Golf-PGA Tour files countersuit against LIV Golf

Sep 16, 2022; Chicago, Illinois, USA; Phil Mickelson waits to tee off from the 12th tee box during the first round of a LIV Golf tournament at Rich Harvest Farms. Mandatory Credit: Jamie Sabau-USA TODAY Sports - 19055768

NEW YORK (Reuters) - The PGA Tour accused LIV Golf of using antitrust laws "as a cudgel" and undermining its contracts with players in a counterclaim to a lawsuit the Saudi-backed circuit filed last month.

LIV Golf has lured away some of the PGA Tour's top members, including six-times major winner Phil Mickelson, with enormous purses while those who joined the rebel circuit were suspended by the PGA Tour.

In a lawsuit filed in August, LIV Golf, Mickelson and 10 other players accused the PGA Tour of antitrust violations.

In its counterclaim, the PGA Tour said the golfers knew they had no unilateral right to defect, and that breaching their contracts would result in suspensions.

"(This case) is a cynical effort to avoid competition and to freeride off of the Tour’s investment in the development of professional golf," it said.

The lawsuit accused LIV Golf of intentionally undermining the PGA Tour's contractual relationships with its players by paying former U.S. Open champion Bryson DeChambeau and others huge sums of money to join the new tour.

"LIV has openly sought to damage the Tour’s business relationships with its members by inducing them to breach their contractual requirements," the Tour said. "Even going so far as to pay members' legal fees to make breaching their contracts with Tour more enticing."

LIV responded in a statement accusing the Tour of making the counterclaims "in a transparent effort to divert attention from their anti-competitive conduct".
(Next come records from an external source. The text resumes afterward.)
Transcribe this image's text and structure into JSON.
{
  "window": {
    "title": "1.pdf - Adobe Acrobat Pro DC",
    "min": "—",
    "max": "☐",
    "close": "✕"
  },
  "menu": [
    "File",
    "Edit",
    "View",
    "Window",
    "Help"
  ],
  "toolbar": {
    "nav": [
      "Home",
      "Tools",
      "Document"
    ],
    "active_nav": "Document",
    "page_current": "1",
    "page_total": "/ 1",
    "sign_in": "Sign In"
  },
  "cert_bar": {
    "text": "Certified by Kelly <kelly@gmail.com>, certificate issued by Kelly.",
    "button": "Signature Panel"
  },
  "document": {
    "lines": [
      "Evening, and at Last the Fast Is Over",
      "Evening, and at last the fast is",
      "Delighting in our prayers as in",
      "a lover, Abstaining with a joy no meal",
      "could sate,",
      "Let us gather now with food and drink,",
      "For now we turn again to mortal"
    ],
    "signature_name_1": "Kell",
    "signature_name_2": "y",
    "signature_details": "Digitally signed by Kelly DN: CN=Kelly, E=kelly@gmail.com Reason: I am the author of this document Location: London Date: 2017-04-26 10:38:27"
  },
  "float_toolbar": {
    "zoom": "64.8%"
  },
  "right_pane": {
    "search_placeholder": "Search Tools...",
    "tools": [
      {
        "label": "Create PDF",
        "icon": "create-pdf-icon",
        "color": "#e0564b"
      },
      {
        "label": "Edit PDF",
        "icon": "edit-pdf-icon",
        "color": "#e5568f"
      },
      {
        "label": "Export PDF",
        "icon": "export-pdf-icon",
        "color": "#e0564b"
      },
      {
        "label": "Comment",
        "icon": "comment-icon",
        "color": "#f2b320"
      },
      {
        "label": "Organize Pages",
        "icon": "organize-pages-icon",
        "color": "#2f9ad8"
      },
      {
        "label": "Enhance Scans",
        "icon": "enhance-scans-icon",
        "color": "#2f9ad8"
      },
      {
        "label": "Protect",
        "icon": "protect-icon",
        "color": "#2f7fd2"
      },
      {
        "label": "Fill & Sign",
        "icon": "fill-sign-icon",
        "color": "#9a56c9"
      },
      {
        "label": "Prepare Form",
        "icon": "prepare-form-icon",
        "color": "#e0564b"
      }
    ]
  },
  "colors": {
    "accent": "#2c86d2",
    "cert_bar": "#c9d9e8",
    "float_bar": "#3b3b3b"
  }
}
"We remain confident that the courts and the justice system will right these wrongs," LIV added.

This week, Mickelson and three others dropped out of LIV's suit. The remaining plaintiffs are LIV Golf, DeChambeau, Matt Jones and Peter Uihlein.

The LIV series is bankrolled by the Saudi Arabia Public Investment Fund and critics have accused it of being a vehicle for the country to attempt to improve its reputation in the face of criticism of its human rights record.